Tom Lane wrote:
>Andrew Dunstan <andrew@dunslane.net> writes:
>
>
>>Tom Lane wrote:
>>
>>
>>>AFAICS mkdatadir() shouldn't consider subdir == NULL as a reason to
>>>fail rather than trying mkdir_p.
>>>
>>>
>
>
>
>>Right. In fact, I can't see any good reason to call mkdir and then
>>mkdir_p at all. See my patch from this afternoon.
>>
>>
>
>I'm unsure about that. I liked the original idea of only trying mkdir_p
>when plain mkdir() had failed with ENOENT. I am not convinced your
>proposed patch will behave desirably under all error cases. In
>particular, mkdir_p seems rather dependent on knowing just which errno
>codes will get returned --- which is okay for its heritage as BSD-only
>code, but how well will it port?

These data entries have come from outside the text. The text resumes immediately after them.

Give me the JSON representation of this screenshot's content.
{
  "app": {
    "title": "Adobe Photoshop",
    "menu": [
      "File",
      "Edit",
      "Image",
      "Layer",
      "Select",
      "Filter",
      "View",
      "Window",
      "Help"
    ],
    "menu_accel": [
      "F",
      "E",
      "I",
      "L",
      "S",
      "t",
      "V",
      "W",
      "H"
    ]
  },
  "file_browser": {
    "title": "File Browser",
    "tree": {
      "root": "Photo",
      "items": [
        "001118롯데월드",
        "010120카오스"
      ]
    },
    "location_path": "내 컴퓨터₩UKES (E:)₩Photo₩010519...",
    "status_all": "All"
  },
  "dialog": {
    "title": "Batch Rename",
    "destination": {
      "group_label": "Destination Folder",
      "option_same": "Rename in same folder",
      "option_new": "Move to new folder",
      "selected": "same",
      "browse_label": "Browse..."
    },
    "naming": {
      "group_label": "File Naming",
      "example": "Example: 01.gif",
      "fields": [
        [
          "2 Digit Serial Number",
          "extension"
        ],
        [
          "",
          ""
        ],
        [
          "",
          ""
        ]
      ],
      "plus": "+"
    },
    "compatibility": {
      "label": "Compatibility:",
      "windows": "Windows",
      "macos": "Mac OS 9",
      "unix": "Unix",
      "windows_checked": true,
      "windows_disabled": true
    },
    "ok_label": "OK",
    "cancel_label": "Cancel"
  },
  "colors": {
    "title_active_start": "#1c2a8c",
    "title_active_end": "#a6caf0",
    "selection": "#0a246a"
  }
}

Better to only invoke it when we have
>reason to think it can help.
>
OK, then the simple thing to do would be either to change the test on
subdir or to remove it altogether and just check for ENOENT. I'd be
surprised if the code weren't fairly portable, though.
>
>
>
>>Sure. Of course, the reason I put this on my web site and asked for
>>eyeballs was to try to catch some of this sort of stuff before the
>>program went into the tree :-)
>>
>>
>
>We have a whole development cycle to shake these issues out. Don't
>panic.
>
>
>
<alfred.e.newman-mode>What, me panic?</alfred.e.newman-mode>
I started with 2 goals: have initdb work on Unix with "make check", and
have the Win32/Cygwin issues sorted out as far as possible, so when we
get a working w32 postmaster we can actually use it :-). There are 2500
lines of C here - the odd bug isn't surprising.